“Who then is the one who condemns? No one. Christ Jesus who died—more than that, who was raised to life—is at the right hand of God and is also interceding for us.” (Romans 8: 34)
The church has coined various words and phrases over hundreds of years in trying to express what Christianity is all about. I mean examples such as “the Word of God,” “sin”, “redemption” and even “the gospel.” To an average daily man or woman, some of these words can seem antiquated, and difficult to understand the meanings in modern life dominated by abbreviations in cell phone text messages and simpler verbiage. Christianspeak can seem like heavenly language but it needs to reflect childlikeness and be easily understood if it is to reflect God’s way of presenting theology, meaning the study of himself.

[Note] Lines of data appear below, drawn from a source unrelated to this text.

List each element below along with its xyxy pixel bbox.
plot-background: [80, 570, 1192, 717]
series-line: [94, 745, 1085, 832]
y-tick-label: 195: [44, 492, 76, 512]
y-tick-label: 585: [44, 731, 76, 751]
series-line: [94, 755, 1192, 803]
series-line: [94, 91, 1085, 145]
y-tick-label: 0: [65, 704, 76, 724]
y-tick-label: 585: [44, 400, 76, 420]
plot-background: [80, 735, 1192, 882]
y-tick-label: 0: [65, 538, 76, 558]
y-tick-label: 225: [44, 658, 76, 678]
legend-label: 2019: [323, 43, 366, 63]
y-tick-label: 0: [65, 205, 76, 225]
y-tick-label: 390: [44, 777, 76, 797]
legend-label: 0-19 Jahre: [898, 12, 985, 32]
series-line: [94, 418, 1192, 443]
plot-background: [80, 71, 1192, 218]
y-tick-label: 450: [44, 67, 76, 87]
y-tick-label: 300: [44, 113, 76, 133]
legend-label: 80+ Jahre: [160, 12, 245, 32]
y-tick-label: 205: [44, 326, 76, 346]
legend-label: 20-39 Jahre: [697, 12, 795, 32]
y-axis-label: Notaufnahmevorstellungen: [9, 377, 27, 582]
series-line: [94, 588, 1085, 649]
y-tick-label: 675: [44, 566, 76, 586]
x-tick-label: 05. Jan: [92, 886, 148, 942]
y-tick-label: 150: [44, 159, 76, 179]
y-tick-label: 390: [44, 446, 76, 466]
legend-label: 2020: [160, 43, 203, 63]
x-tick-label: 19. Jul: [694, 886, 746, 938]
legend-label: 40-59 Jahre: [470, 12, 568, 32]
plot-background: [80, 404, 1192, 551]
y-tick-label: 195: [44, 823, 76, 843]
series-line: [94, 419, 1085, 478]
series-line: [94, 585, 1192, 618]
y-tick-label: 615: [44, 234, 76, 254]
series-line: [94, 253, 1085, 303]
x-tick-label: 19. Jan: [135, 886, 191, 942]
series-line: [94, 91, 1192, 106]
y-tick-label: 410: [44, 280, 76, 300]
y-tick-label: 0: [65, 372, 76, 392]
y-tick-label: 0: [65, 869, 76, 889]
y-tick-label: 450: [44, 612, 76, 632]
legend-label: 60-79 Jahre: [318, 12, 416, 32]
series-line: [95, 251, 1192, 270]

That’s why I sometimes wonder if we need to press the “reset” button in order to understand “the gospel.” It’s a strange word and any enquirer asking about it after a church service is likely to be met with a resounding “It means good news!” by a well-meaning evangelical, smiling from ear-to-ear. Well, so what? Don’t we have positive vibe messages all the time? Yesterday I saw a private health service trying to advertise “the future is kind.” It set me aback at realising even kindness is now being used as a marketing tactic for worldly wealth advancement.

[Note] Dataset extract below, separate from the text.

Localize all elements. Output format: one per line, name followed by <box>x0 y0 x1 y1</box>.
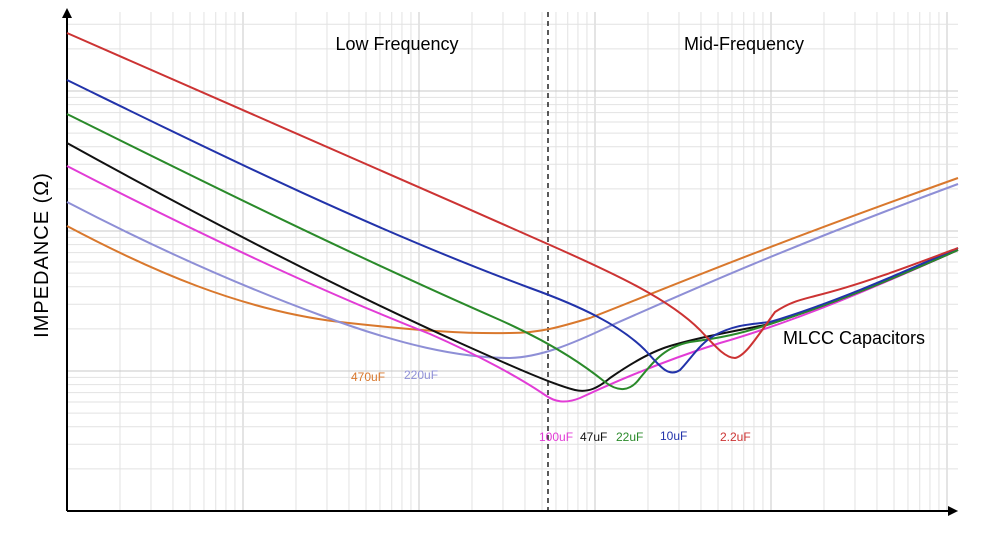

Yet even that explanation of “good news” somehow fails to plunge into the depth of what the ‘gospel’ really means. Well, what does it mean then? That’s a fair question and at this point I could list bullet points about God coming into the world as Jesus Christ two thousand years ago, pulling our evil onto himself, being executed so that we don’t have to burn in hell – and then coming back to life because death was weaker than him.
It’s crucial to get our theology right but I think there’s something sublime about it all too. Words fail, quite frankly, to grasp the extraordinary truth given to us in Jesus Christ. “Behold the man!” Pontius Pilate said mockingly, as he presented Jesus bleeding to the crowds and not realising how God was using those moments to kill Satan’s power.
The unfaithful crowds beheld him indeed, cruelly calling for his death after coming to him for life. I remember in Luke 6:19, happening sometime before the crucifixion, it says, “power was coming from him and healing them all.” I picture Jesus humbly walking as men, women and children threw themselves at his feet, yearning to be touched by his holiness and receive life defined.
I can understand how they felt. In my first year at university one evening, I was literally crawling on the ground in my bedroom at the hall of residence when my blood pressure plunged from undiagnosed Addison’s Disease. I needed freedom from the shadow of death on me. We need Christ.
The gospel is ultimately the living, resurrected Jesus himself. “He is alive!” we often sing and then carry on our daily lives as though perhaps he is not. Jesus is alive – mull, ponder, stop, THINK, consider what that means! How his resurrection burns all the dross and debris of our lives and sets us aflame in truth and love. More than anything, in love. “Behold the man” indeed and esteem him for everything. He alone is THE good news in the good news. Don’t worship the idea of Jesus. He is living! Adore reality.